5. Bake until edges are barely brown, about 10-12 minutes. Cool cookies on baking sheet about 5 minutes. Transfer cookies to wire rack, or wax paper and cool to room temperature before glazing.

Glaze
1. Whisk cream cheese and lemon juice until no lumps remain. Add powdered sugar and whisk until smooth. (Note: I added yellow food coloring to my glaze so it would look more lemony and less eggy.)

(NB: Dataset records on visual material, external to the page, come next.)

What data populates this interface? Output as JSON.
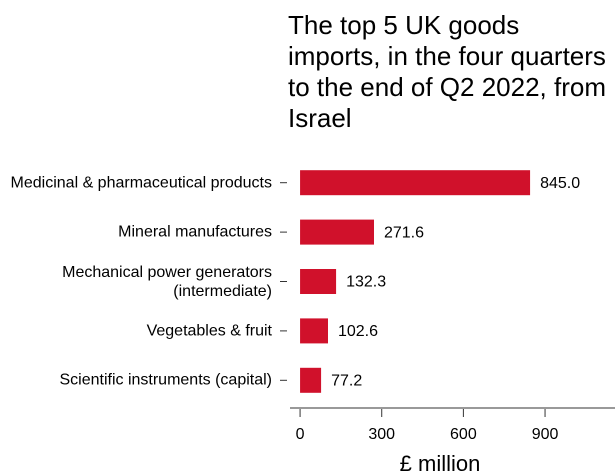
{
  "chart_data": {
    "type": "hbar",
    "title": "The top 5 UK goods imports, in the four quarters to the end of Q2 2022, from Israel",
    "categories": [
      "Medicinal & pharmaceutical products",
      "Mineral manufactures",
      "Mechanical power generators (intermediate)",
      "Vegetables & fruit",
      "Scientific instruments (capital)"
    ],
    "values": [
      845.0,
      271.6,
      132.3,
      102.6,
      77.2
    ],
    "value_labels": [
      "845.0",
      "271.6",
      "132.3",
      "102.6",
      "77.2"
    ],
    "color": "#d0112b",
    "xlabel": "£ million",
    "xlim": [
      -37,
      1157
    ],
    "xticks": [
      0,
      300,
      600,
      900
    ]
  }
}
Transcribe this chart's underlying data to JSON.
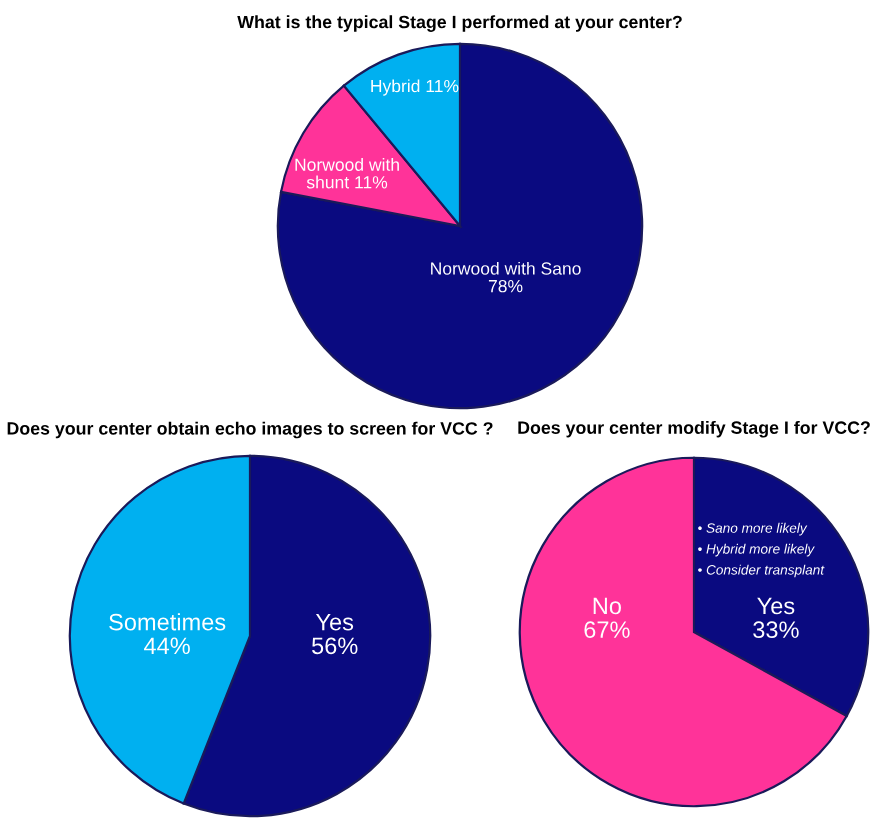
{
  "chart_data": [
    {
      "type": "pie",
      "title": "What is the typical Stage I performed at your center?",
      "categories": [
        "Norwood with Sano",
        "Norwood with shunt",
        "Hybrid"
      ],
      "values": [
        78,
        11,
        11
      ],
      "colors": [
        "#0a0a80",
        "#ff3399",
        "#00b0f0"
      ],
      "value_labels": [
        "78%",
        "11%",
        "11%"
      ]
    },
    {
      "type": "pie",
      "title": "Does your center obtain echo images to screen for VCC ?",
      "categories": [
        "Yes",
        "Sometimes"
      ],
      "values": [
        56,
        44
      ],
      "colors": [
        "#0a0a80",
        "#00b0f0"
      ],
      "value_labels": [
        "56%",
        "44%"
      ]
    },
    {
      "type": "pie",
      "title": "Does your center modify Stage I for VCC?",
      "categories": [
        "Yes",
        "No"
      ],
      "values": [
        33,
        67
      ],
      "colors": [
        "#0a0a80",
        "#ff3399"
      ],
      "value_labels": [
        "33%",
        "67%"
      ],
      "annotations": [
        "• Sano more likely",
        "• Hybrid more likely",
        "• Consider transplant"
      ]
    }
  ]
}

2. When cookies have cooled, working one at a time, hold them with your fingertips on the side and dip top of cookie into glaze. Shake of excess glaze as your lifting cookie out. Turn cookie upright and give it a little shake to smooth out glaze. (Note: because I was taking them to a shower I wanted people to know they were lemon, so I added zest on top. Make sure you put the zest on right after you glaze them because the glaze dries fast.) Let glazed cookies dry at room temperature, about 1 hour.

Honey Lime Fruit Salad

I got this recipe from here.

I was surprised at how good this really was. Such simple ingredients made an old boring fruit salad into something worth sharing. I also liked how the few ingredients made it special but the salad is still healthy.

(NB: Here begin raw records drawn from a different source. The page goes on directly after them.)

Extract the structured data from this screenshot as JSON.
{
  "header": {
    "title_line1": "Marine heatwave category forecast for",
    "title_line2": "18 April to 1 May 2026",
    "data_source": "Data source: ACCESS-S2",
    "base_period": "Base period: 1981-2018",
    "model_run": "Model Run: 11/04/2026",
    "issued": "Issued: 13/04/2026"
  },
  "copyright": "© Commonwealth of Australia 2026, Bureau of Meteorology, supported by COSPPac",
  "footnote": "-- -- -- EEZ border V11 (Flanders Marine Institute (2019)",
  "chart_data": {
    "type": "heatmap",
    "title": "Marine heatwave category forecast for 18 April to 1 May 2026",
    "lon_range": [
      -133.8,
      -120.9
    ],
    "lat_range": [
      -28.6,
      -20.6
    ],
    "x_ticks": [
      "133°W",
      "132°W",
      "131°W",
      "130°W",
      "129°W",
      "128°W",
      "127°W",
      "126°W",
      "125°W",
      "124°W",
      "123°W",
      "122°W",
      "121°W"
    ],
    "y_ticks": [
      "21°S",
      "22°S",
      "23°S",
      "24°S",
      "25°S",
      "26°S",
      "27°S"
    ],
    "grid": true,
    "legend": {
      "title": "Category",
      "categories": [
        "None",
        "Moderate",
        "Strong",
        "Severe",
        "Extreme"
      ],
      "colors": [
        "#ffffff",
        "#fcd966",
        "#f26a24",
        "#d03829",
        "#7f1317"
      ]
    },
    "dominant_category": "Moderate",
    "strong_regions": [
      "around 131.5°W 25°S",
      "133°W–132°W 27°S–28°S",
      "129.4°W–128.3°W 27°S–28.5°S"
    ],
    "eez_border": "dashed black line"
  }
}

*Note: This fruit salad is best served right away (or at least within an hour of making) because the strawberries tend to stain the light colored fruit. It doesn’t affect the taste at all but is a slight bummer for presentation. I just added the strawberries right before serving.

*Serves 4

1 (20 oz.) can pineapple chunks, drained well
1 can mandarin oranges, drained well
2-3 ripe kiwi, peeled and sliced into thick half moons
1 cup green grapes, halved
1 cup strawberries, quartered
Zest from one lime, about 1 tablespoon
2 tablespoons honey
1 teaspoon poppy seeds
1 banana, sliced into thick half moons (optional) This was my addition

Combine the fruit in a medium-large serving bowl. Add the lime zest and poppy seeds, if using, and gently toss. Drizzle the honey over the fruit and again, gently mix until the fruit is evenly coated with the honey. Serve.